Jaxson. Home early. Finding me cooking ramen while drowning in his stolen dress shirt. The universe really had it out for me today.

My brain scrambled for a witty response, something casual and breezy that might explain why I was standing in our kitchen wearing a dress shirt that probably cost more than all my worldly possessions combined. What emerged was approximately zero percent casual and one hundred percent disaster.

“It’s fancy ramen!” I blurted, still not turning around, as if keeping my back to him might somehow render me invisible. “With eggs and ham and stuff. Not just the twenty-five-cent kind.”

As if the quality of my ramen was the issue here. As if he gave two shits about my culinary innovations with instant noodles when I was literally wearing his clothes without permission.

I heard him move closer, each step making the golden warmth in my chest pulse stronger. Then I felt it—the heat of his body directly behind mine, not quite touching but close enough that the air between us seemed charged with electricity.

“I wasn’t talking about the ramen.” His voice dropped lower, sending vibrations straight down my spine. His hands came to rest on the counter on either side of me, effectively caging me in without actually touching me. “Though that does look… interesting.”

I was trapped between Jaxson’s body and the kitchen counter, my brain rapidly cycling through flight-or-fight responses before landing on a third, much more inconvenient option: horny paralysis.

My heart pounded so hard I was sure he could hear it, blood rushing in my ears like I’d stuck my head under Niagara Falls.

“I can explain the shirt,” I said, my voice higher than usual, words coming out faster than Nico’s gaming reflexes.

“I was just—it was right there—and my clothes were all—and I didn’t think you’d mind—which I now realize was incredibly stupid of me—but I’ll wash it—dry clean it—whatever expensive fabric care ritual it requires—”

“Lan.” My name on his lips stopped my verbal diarrhea mid-flow. “Breathe.”

I inhaled shakily, suddenly aware I’d been talking without oxygen. The warmth in my chest wasn’t just internal panic—it was that strange heat that always flared when Jaxson was near, pulsing in time with my heartbeat.

“I don’t mind,” he said, his voice closer now, directly beside my ear. I could feel his breath against my neck, raising goosebumps across my skin. “Though I am curious what inspired this particular… fashion choice.”

Fuck. How exactly do I explain that I’d been sniffing his shirts like some lovesick pervert?

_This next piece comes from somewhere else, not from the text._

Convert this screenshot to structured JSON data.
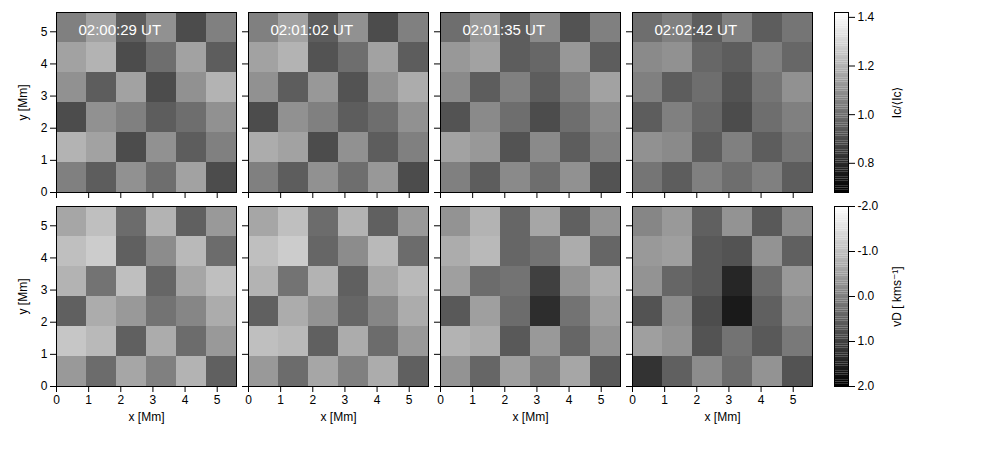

That I’d fallen asleep in his bed because his scent made something in my chest settle like nothing else could?

That’d I’d kept wearing the shirt because taking it off felt like breaking a connection I desperately wanted to maintain?

“I spilled something on my shirt,” I lied, with all the conviction of Nico claiming he hadn’t eaten the last cookie. “And yours was… closer than mine.”

“Closer,” he repeated, and I could hear the smile in his voice even without seeing his face. “My closet was closer than yours?”

“It’s a walk-in closet!” I protested, finally turning to face him, which was a tactical error of catastrophic proportions.